I’m excited to be moderating the Hollywood Calling panel at this weekend’s TeenBookCon. At the panel you can ask the four featured authors questions, and learn more about their books and writing life. If you stay until the end of the day you’ll have the opportunity to meet them and have books signed.
Alexandra Bracken has written several books for young adults including The Darkest Minds series and The Passenger series. On her author page she describes her writing, “I write about teens with superpowers, time travelers, family curses, and damsels in distress who save themselves.” She has also written a middle grade title called The Dreadful Tale of Prosper Redding and a novel about Star Wars called A New Hope: The Princess, the Scoundrel and the Farmboy.
Etta Spencer didn’t know she was a traveler until the day she emerged both miles and years from her home. Now, robbed of the powerful object that was her only hope of saving her mother, Etta finds herself stranded once more, cut off from Nicholas-the eighteenth century privateer she loves-and her natural time.
An experienced journalist, Jeff Giles has written his first young adult novel, The Edge of Everything.
It’s been a shattering year for seventeen-year-old Zoe, who’s still reeling from her father’s shocking death in a caving accident and her neighbors’ mysterious disappearance from their own home. Then on a terrifying subzero, blizzardy night in Montana, she and her brother are brutally attacked in the woods–only to be rescued by a mysterious bounty hunter they call X.

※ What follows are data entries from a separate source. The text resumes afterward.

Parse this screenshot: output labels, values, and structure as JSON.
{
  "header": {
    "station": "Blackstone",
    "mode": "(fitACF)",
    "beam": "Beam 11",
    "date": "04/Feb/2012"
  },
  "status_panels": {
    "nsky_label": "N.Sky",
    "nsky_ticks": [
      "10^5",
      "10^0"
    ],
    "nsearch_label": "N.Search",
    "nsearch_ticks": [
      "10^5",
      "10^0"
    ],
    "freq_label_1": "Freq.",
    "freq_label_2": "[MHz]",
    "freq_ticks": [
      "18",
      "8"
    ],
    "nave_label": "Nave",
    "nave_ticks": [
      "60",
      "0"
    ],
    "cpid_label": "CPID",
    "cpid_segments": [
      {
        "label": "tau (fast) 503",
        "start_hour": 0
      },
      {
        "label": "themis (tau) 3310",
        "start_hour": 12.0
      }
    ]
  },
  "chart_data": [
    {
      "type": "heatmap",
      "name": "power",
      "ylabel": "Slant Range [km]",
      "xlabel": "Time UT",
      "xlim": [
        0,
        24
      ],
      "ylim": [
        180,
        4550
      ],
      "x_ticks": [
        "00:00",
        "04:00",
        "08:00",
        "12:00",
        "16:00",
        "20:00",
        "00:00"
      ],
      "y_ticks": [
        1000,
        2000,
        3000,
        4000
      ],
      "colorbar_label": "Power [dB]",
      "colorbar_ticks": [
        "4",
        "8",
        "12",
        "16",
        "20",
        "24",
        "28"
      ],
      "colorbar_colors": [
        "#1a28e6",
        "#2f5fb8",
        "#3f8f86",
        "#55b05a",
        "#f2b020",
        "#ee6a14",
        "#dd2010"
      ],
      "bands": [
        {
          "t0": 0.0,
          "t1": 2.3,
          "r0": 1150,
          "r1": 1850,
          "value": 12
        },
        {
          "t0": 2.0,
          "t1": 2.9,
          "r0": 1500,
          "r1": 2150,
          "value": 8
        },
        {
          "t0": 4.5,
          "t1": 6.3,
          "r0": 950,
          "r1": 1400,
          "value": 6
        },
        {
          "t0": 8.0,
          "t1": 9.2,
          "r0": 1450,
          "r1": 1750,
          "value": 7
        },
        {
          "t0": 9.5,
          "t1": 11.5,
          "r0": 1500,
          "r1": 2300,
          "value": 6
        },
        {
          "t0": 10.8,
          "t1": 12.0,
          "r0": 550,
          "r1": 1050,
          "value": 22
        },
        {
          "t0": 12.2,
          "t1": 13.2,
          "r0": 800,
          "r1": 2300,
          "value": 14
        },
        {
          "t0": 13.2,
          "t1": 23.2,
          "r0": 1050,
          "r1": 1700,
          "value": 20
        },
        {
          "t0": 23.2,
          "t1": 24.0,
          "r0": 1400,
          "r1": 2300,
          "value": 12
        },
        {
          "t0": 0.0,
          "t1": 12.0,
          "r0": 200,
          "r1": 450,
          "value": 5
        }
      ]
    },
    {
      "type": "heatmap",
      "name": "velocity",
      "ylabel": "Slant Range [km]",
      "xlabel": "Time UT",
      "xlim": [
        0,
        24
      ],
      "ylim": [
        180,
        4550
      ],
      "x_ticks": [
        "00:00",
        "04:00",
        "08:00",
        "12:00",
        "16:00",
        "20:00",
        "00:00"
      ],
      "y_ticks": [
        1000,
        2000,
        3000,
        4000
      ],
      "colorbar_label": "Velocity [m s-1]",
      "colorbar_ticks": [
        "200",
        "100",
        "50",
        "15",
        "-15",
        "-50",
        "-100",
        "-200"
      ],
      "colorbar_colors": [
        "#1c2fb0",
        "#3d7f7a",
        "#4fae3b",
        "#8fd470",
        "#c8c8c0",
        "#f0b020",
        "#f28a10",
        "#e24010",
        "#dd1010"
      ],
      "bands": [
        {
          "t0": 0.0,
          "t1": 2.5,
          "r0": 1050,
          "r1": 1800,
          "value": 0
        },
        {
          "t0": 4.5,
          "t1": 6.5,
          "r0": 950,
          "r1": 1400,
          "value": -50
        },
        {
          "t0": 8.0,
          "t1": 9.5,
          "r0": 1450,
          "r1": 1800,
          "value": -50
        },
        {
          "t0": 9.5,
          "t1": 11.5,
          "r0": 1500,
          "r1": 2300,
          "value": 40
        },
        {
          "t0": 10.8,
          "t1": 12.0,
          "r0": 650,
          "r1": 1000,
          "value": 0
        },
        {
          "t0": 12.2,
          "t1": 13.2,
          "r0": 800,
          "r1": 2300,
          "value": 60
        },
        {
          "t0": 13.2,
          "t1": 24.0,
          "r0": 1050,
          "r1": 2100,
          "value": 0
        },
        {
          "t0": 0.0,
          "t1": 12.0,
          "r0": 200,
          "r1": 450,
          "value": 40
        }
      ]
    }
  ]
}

When I hear the name Andrew McCarthy I will forever think of Blane in Pretty in Pink. Others may know him from his roles on the television shows: Law & Order, Lipstick Jungle, White Collar or The Family. Besides being a prolific actor, McCarthy has also written numerous articles (predominately about travel), and published a best selling travel book called The Longest Way Home. His new project is a young adult novel called Just Fly Away.
When fifteen-year-old Lucy Willows discovers that her father has a child from a brief affair, an eight-year-old boy who lives in her own suburban New Jersey town, she begins to question everything she thinks she knows about her home and her life. How could Lucy’s father have betrayed the entire family? How could her mother forgive him? And why isn’t her sister rocked by the news the way Lucy is?
As her father’s secret becomes her own, Lucy grows more and more isolated from her friends, her family, and even her boyfriend, Simon, the one person she thought understood her. When Lucy escapes to Maine, the home of her mysteriously estranged grandfather, she finally begins to get to the bottom of her family’s secrets and lies.
Angie Thomas’ first novel, The Hate U Give burst onto the NYTBS the same week that it was released. Since that time it has been highly praised, and is a hot topic on social media and in library and bookseller circles.
Sixteen-year-old Starr Carter navigates between the poverty-stricken neighborhood she has grown up in and the upper-crust suburban prep school she attends. Her life is up-ended when she is the sole witness to a police officer shooting her best friend, Khalil, who turns out to have been unarmed during the confrontation – but may or may not have been a drug dealer. As Starr finds herself even more torn between the two vastly different worlds she inhabits, she also has to contend with speaking her truth and, in the process, trying to stay alive herself.